Oh, I wish I had seen this thread before now!
I saw a stage production at ACT in S.F. about 20 years ago (ie about 10 years after the movie) and it was indeed wonderful!
Jespah wrote, in part: "And don't forget to look for Paul Michael Glazer (TV's Starsky from Starsky & Hutch), who plays Perchek, who is sent to Siberia." Jespah, I fell head over heels for him, then credited as simply Michael Glazer and for the part he played; so in love with his idealism, really; ok, also with his good looks! Boomerang, pls let me know if you got a giggle out of him due to the subsequent Starsky role . . . just impossible for me to accept, however, I did see it so long ago and far away . . .
Fiddler on the Roof
Good Point!
well i think that it could also have another meaning as i was discussing with a close friend. Did you ever notice that he showed up mostly when there were times when they needed spirtual guidance too. When the fiddler came on he really wasnt there. He was in Tevya's mind and when Tevya was needing assistance he always had a vision of the Fiddler maybe to help him get through the moment. For instanc in the Chava Ballea, when Fyedka comes to take Chava's hand, the Fiddler appears trying to bring her back to balance. I believe that the Fiddler is actually representing God. Like maybe he thought that God had forsaken him and so the Fiddler was there too remind him that everything was going to be okay!
In terms of the history of musical theater, Fiddler on the Roof has also been interpreted as the closing--the "swan song," if you will--of the "traditional" musical. It was first performed in 1964, right in the middle of a very fertile and transitional era of musical theater. West Side Story had opened just a few years earlier and really raised the bar in terms of what a musical could aspire toward, since West Side Story is equal parts ballet, symphony, and theater. (Both musicals were choreographed by Jerome Robbins.) Fiddler also comes right on the eve of Sondheim's pathbreaking works, which similarly changed everything. (Hal Prince, who took over the producer duties of Fiddler after Fred Coe left the project, would go on to direct several Sondheim shows, beginning with Company.
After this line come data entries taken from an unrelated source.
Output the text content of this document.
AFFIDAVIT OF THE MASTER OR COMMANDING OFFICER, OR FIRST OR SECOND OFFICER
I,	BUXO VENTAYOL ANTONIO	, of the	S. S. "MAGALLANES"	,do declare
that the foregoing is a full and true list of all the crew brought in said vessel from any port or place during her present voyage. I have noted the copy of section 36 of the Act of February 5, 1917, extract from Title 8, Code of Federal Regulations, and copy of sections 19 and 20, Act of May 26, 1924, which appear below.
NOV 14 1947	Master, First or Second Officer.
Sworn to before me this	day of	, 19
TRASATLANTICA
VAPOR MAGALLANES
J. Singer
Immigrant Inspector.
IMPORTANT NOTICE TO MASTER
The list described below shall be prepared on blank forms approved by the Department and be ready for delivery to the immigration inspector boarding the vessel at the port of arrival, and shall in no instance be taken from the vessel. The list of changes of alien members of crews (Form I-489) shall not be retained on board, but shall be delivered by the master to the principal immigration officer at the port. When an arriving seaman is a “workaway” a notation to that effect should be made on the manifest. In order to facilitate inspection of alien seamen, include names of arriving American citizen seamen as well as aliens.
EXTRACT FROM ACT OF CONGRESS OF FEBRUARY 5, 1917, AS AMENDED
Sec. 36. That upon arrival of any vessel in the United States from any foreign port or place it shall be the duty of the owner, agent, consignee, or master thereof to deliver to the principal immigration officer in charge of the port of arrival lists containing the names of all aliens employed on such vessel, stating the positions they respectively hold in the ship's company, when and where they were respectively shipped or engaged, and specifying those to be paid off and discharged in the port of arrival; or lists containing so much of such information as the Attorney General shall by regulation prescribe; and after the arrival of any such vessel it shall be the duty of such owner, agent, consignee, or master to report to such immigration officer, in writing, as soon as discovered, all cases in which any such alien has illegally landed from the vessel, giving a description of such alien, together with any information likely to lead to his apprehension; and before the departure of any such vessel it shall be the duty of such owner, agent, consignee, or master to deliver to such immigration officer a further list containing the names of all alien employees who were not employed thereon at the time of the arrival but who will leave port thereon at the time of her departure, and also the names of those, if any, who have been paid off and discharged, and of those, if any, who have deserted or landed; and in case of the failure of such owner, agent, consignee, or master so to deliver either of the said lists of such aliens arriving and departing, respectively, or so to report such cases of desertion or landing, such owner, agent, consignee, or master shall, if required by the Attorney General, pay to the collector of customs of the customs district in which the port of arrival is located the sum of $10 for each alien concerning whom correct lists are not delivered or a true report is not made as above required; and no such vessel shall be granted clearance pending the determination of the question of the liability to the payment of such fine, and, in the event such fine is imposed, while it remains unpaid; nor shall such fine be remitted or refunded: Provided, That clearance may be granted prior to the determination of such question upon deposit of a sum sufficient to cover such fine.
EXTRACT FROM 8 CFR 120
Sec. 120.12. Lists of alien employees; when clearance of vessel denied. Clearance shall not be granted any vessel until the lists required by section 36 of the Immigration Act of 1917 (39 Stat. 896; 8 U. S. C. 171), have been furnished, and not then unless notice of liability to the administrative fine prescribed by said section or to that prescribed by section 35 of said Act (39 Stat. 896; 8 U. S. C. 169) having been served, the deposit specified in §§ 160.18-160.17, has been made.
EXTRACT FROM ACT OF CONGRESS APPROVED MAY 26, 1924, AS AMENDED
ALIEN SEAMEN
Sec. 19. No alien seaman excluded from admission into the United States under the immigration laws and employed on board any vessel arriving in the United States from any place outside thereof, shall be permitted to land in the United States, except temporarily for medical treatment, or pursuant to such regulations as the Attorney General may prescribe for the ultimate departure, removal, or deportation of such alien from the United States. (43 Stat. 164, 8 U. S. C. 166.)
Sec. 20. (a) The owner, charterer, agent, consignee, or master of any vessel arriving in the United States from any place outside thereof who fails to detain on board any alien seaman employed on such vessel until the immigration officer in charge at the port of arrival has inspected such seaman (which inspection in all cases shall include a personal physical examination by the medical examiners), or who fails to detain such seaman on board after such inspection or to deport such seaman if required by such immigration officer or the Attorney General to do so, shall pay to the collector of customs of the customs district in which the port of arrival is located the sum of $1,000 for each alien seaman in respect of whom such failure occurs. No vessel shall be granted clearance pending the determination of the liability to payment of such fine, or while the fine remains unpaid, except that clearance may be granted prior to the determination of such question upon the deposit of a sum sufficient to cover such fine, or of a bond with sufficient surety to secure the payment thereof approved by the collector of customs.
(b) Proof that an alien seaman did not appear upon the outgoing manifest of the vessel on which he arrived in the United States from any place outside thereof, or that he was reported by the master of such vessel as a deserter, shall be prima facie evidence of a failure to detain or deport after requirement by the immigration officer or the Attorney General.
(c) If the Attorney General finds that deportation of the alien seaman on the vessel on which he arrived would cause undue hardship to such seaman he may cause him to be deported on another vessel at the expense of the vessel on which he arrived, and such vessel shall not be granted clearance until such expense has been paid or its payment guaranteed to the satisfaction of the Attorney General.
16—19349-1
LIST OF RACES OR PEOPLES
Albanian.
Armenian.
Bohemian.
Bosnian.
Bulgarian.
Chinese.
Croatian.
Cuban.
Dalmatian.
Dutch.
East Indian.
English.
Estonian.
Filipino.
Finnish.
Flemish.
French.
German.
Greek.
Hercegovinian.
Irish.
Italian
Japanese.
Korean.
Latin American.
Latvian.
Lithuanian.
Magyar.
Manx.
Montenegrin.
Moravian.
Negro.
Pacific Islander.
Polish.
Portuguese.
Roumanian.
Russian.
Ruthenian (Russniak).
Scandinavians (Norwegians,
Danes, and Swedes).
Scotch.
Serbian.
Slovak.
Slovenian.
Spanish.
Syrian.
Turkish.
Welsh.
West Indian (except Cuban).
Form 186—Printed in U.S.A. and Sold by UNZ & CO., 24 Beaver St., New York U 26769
Also, Fiddler's star, Zero Mostel, would soon star in Sondheim's A Funny Thing Happened on the Way to the Forum.) So the opening number of Fiddler really is symbolic in many ways: it represents not just the changing traditions of Jewish peasants in Tsarist Russia, but it also represents the changing traditions of musical theater itself.
@Phoenix32890,
I was struck by how precarious the fiddler was and how silly it was for him to be playing a fiddle while balancing himself on a tiny tin rooftop where he could easily fall and break his neck - but I found myself just accepting such an oddity in much the same way that we all tend to accept tradition, no matter how precarious, pointless and silly. As the play progressed, Tevye began questioning many traditions and when forced to choose between the happiness of his daughters and tradition, abandoned tradition in favor of his daughters.